La Rete, i populismi e i partiti politici 2.0

Web, Populism and Political Parties 2.0

Il contributo analizza l’impatto delle nuove tecnologie digitali sui metodi di comunicazione dei partiti politici, avendo determinato anche un significativo cambiamento nel rapporto con i cittadini. In particolare, l’avvento di Internet ha consentito, da un lato, ai partiti di trasmettere in via immediata e diretta il proprio messaggio politico ai cittadini e, dall’altro, alla cittadinanza di dialogare direttamente con i propri rappresentanti. È evidente, alla luce del panorama politico attuale, che la Rete è stata utilizzata in particolare dai leader politici per raccogliere il consenso elettorale attraverso un meccanismo di personalizzazione del programma di partito. Il web d’altra parte è divenuto anche il mezzo attraverso cui veicolare la protesta contro le istituzioni e l’establishment da parte di formazioni politiche  c.d. antisistema, il cui fine principale è quello di farsi portatrici del malcontento dei cittadini nei confronti della precedente classe politica. La Rete facilita oggi l’instaurarsi di un dialogo diretto tra rappresentanti e rappresentati, in apparente competizione con le aule parlamentari, luogo di sintesi delle plurali istanze sociali. È necessario, però, che queste supposte forme di democrazia diretta, esercitabili attraverso i social media e la Rete, concorrano con il Parlamento nella comprensione e nella soddisfazione delle esigenze dei cittadini.

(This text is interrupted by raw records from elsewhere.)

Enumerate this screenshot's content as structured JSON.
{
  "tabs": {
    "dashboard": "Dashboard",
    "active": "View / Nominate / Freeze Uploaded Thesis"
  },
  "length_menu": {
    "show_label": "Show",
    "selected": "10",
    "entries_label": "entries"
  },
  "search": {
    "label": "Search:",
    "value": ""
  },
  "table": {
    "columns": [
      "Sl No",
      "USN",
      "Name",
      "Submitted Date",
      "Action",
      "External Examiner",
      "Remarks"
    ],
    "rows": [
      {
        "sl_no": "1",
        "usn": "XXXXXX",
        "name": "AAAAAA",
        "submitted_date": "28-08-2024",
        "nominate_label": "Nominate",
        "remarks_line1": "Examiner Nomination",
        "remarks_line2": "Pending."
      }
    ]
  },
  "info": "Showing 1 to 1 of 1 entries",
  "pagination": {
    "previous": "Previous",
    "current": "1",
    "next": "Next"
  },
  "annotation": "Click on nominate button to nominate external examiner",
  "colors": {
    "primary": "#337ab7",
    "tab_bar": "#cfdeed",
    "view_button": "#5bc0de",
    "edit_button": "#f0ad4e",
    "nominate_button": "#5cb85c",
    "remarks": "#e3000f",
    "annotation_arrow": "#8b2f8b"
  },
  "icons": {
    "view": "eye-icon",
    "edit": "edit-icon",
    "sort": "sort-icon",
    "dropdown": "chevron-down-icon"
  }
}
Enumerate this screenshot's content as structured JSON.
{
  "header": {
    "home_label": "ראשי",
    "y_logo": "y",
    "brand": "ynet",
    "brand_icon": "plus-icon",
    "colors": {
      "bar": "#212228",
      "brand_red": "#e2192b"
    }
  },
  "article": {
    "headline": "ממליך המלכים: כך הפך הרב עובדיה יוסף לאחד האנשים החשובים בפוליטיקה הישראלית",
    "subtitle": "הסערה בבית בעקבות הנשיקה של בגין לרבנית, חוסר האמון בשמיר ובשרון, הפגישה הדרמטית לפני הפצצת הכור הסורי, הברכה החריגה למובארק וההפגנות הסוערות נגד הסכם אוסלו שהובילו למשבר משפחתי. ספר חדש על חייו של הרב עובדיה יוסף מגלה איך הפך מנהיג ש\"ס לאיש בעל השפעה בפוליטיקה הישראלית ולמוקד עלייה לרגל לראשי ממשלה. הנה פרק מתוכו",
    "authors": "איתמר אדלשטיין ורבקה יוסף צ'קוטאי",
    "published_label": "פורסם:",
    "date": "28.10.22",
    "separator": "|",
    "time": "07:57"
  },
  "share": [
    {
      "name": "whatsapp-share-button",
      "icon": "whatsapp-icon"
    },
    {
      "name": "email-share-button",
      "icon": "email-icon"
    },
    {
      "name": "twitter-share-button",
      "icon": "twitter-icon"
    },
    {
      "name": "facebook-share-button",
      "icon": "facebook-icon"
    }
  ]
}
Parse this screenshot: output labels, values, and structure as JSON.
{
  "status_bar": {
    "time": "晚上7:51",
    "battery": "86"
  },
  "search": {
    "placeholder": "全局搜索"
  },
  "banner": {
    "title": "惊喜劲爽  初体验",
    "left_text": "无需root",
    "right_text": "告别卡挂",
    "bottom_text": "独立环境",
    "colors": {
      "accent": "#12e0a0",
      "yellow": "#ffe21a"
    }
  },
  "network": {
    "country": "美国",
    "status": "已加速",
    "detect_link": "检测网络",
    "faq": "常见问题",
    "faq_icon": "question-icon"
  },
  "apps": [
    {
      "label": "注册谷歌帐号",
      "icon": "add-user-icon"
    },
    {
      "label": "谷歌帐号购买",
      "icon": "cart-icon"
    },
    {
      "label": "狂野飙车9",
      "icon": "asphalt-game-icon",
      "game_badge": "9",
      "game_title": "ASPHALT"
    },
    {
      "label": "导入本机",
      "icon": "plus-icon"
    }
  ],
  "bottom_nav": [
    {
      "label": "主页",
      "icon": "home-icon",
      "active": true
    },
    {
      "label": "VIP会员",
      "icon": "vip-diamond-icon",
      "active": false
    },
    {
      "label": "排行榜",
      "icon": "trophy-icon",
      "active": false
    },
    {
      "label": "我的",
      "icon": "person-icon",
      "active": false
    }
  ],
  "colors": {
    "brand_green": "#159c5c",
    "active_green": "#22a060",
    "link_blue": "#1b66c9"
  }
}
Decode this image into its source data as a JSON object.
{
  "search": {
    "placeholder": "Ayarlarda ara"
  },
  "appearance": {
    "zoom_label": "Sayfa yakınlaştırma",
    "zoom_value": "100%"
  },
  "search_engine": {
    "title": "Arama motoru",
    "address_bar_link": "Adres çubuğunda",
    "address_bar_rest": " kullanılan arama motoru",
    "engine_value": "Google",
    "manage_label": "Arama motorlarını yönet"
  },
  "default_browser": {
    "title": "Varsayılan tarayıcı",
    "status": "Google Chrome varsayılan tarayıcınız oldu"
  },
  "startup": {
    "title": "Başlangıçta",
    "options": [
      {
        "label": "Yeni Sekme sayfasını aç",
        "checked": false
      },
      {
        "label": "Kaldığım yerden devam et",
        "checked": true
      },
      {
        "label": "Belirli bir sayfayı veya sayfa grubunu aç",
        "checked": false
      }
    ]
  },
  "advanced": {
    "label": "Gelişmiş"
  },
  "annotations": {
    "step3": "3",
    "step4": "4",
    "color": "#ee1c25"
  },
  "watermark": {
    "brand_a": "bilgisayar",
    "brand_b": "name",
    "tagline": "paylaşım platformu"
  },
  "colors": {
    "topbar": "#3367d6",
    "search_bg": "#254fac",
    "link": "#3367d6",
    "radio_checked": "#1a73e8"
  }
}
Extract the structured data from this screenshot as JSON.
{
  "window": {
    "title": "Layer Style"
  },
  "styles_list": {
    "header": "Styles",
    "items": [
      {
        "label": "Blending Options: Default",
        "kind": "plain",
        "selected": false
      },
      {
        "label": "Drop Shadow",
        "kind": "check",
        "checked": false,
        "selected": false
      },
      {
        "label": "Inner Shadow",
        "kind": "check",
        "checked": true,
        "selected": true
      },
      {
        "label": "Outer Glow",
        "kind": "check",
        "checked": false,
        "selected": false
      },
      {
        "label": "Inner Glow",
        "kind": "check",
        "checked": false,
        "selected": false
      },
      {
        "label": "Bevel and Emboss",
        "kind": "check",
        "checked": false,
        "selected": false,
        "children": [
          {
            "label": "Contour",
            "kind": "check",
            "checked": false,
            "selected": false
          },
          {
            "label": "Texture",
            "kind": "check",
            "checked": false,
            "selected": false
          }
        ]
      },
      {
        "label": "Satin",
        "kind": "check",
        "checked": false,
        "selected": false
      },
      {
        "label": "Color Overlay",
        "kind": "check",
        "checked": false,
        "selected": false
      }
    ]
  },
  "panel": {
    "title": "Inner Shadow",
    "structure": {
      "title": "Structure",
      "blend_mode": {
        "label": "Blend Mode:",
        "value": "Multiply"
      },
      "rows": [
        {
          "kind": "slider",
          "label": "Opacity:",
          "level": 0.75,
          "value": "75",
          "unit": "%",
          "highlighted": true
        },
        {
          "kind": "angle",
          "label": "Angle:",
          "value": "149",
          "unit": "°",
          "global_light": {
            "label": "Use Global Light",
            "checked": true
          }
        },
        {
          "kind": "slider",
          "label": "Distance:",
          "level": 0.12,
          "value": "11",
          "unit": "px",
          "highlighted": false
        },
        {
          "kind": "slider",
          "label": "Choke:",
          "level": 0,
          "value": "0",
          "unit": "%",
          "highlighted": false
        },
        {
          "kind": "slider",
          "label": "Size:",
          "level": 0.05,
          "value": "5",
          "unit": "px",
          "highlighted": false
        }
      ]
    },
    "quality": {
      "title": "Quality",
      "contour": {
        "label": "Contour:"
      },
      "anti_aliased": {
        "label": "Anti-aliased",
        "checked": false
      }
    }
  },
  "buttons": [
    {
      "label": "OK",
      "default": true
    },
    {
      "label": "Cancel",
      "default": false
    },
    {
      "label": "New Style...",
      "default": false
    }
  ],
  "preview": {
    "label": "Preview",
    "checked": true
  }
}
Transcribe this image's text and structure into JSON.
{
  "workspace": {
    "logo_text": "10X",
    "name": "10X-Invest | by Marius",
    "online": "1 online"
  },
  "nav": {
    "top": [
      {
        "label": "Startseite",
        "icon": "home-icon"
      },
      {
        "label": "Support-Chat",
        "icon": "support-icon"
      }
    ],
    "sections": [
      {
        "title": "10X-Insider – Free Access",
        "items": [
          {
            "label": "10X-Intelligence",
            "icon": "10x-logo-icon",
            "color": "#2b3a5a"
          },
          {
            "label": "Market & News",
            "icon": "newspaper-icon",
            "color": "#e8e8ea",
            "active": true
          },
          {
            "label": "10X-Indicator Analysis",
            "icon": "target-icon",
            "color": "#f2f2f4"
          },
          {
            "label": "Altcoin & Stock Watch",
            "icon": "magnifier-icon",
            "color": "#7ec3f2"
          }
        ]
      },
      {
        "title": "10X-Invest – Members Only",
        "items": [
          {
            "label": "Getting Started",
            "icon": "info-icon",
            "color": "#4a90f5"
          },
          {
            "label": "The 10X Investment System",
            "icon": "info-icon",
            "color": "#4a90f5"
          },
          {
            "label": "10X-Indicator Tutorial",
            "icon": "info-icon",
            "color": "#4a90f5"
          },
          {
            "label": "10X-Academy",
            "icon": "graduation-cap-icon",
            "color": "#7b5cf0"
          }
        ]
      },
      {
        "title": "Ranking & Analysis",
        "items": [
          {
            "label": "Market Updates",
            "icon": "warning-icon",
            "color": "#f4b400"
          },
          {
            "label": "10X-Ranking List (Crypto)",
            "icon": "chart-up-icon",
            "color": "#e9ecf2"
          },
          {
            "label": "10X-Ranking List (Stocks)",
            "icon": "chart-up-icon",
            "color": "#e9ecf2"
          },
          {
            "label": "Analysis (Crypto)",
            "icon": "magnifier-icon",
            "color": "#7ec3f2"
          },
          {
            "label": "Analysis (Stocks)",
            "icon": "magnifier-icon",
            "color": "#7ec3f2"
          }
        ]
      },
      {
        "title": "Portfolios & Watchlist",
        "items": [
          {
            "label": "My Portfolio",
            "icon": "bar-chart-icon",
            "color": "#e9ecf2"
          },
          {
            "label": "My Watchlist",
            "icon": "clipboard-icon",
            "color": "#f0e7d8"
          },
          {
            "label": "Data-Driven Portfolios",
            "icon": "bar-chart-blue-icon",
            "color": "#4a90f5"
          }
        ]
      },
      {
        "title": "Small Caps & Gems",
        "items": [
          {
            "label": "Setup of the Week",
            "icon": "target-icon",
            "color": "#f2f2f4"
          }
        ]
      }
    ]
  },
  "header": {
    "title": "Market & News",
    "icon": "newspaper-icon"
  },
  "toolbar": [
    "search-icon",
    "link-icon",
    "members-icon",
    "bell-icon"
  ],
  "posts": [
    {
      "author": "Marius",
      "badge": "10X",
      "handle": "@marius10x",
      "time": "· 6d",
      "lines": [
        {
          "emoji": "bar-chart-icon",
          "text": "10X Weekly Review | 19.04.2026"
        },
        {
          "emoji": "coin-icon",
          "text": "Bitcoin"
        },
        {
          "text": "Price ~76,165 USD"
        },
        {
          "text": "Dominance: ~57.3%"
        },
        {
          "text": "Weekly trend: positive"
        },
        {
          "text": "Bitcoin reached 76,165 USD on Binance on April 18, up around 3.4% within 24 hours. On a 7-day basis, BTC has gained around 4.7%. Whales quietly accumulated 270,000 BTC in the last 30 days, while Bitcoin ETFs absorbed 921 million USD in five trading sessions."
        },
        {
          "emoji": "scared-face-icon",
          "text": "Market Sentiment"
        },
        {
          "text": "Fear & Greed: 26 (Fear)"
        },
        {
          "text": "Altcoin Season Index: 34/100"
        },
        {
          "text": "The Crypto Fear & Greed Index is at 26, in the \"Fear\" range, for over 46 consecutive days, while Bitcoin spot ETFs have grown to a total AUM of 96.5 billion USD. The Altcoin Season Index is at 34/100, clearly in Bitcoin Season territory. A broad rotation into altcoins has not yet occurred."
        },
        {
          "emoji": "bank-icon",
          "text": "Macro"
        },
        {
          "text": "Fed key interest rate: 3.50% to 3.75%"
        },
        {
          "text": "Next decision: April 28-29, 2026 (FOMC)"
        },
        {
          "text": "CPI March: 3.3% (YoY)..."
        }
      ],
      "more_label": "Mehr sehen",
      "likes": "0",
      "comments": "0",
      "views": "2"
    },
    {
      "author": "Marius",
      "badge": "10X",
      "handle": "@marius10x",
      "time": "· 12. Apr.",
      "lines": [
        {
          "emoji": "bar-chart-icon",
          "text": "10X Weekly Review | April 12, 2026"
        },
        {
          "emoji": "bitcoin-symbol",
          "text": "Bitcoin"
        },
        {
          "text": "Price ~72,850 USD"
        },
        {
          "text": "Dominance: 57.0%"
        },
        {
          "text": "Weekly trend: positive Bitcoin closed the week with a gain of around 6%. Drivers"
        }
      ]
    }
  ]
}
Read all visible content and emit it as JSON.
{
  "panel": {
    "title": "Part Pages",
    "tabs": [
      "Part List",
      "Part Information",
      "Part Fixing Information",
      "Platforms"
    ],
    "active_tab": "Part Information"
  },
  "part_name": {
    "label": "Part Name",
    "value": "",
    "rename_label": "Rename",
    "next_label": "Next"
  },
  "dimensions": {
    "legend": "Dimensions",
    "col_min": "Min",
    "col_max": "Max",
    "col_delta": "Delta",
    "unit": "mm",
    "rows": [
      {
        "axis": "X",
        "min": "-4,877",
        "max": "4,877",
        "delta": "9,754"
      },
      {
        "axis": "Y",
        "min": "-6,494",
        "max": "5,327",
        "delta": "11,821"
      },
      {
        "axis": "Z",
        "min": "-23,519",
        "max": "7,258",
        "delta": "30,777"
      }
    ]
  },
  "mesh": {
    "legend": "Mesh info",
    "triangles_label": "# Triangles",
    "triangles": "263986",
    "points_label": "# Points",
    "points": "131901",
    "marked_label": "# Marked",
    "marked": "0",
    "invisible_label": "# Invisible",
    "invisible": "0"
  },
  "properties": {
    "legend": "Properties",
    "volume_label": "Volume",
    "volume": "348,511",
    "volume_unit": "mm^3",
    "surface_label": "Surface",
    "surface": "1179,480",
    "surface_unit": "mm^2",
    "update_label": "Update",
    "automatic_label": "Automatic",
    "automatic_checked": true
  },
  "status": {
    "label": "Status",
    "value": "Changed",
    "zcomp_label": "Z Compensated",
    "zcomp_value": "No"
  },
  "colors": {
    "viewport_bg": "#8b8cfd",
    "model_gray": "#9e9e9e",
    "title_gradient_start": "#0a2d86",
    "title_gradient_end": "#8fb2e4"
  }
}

This paper aims to analyze the impact of the new digital technologies on the political communication, to determinate also the effects on the relationship between political parties and citizens. In particular, the incoming of Internet has allowed, on one side, a direct and easy transmission of the political messages to the citizens and, on the other side, the populations possibility to communicate immediately with the political representatives in order to show their necessities. In the current political contest, it is also evident that the Network has been used by the political leaders to gain electoral consent through a personalization of the political program.  Furthermore, Internet has become the instrument to convey the protest against the Institutions and the establishment. In particular, the aim of the new political movements is to represent the popular discontent towards a corrupt and incapable political class. The potential of Internet is undoubtedly to allow a direct dialogue between representatives and citizens represented; nevertheless, the Parliament should be the place of synthesis of the plural social requests. It is necessary that the instrument of direct democracy, which can be exercised through the social media, should join the Parliament to satisfy the needs of citizens.